Amerikalı romancı Jack Kerouac huzursuz kuşağını “gece kuşları” benzetmesiyle ifâde etmişti. Birer “gece kuşu” olmak aslında Beat öncesindeki ve sonrasındaki bütün alt kültürlerin kahramanlarının da hakikatıydı. Edward Hopper da kapitalizmin ötekileştirdiği insanları '42 yılında “Gece Kuşları” ismiyle resmetmemiş miydi?

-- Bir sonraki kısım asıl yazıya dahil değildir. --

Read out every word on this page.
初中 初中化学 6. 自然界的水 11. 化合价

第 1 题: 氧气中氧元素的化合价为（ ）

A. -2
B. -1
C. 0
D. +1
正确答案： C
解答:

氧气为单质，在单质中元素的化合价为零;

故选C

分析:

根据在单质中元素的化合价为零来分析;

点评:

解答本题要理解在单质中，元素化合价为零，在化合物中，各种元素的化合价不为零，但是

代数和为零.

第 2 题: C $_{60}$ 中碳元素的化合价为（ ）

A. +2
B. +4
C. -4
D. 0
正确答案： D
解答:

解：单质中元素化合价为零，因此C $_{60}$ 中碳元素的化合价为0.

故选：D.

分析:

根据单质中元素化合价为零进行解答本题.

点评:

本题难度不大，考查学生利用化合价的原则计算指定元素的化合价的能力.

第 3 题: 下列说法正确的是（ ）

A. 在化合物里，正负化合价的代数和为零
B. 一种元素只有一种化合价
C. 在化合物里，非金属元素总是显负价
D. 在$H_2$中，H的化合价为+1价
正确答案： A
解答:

Bu yüzden Taner Ay kitabının ismini Jack Kerouac'tan alırken hiç tereddüt etmedi.
“Her Zaman Gece Kuşları Olacağız”ın meselesi, müziğin teorisi veya müziğin tarihi değildir, aksine, müziğin alt kültürlerdeki kimliklerin oluşumundaki rolüdür, başka bir açıdan söylersek de, alt kültürlerin sınıfsal âidiyetlerinin, ses, ritim, melodi ve armoni olarak tezâhürüdür.
Kitabın bir başka özelliğiyse, her alt kültürün kendi topluluklarına mahsûs dillerindeki kelimelerin ve deyimlerin derlenmesiyle, müziklerine ait albümlerin listelenmesidir. Bunun da “Her Zaman Gece Kuşları Olacağız”ı araştırmacılar için emsâlsiz bir kaynakça yapacağı muhakkaktır.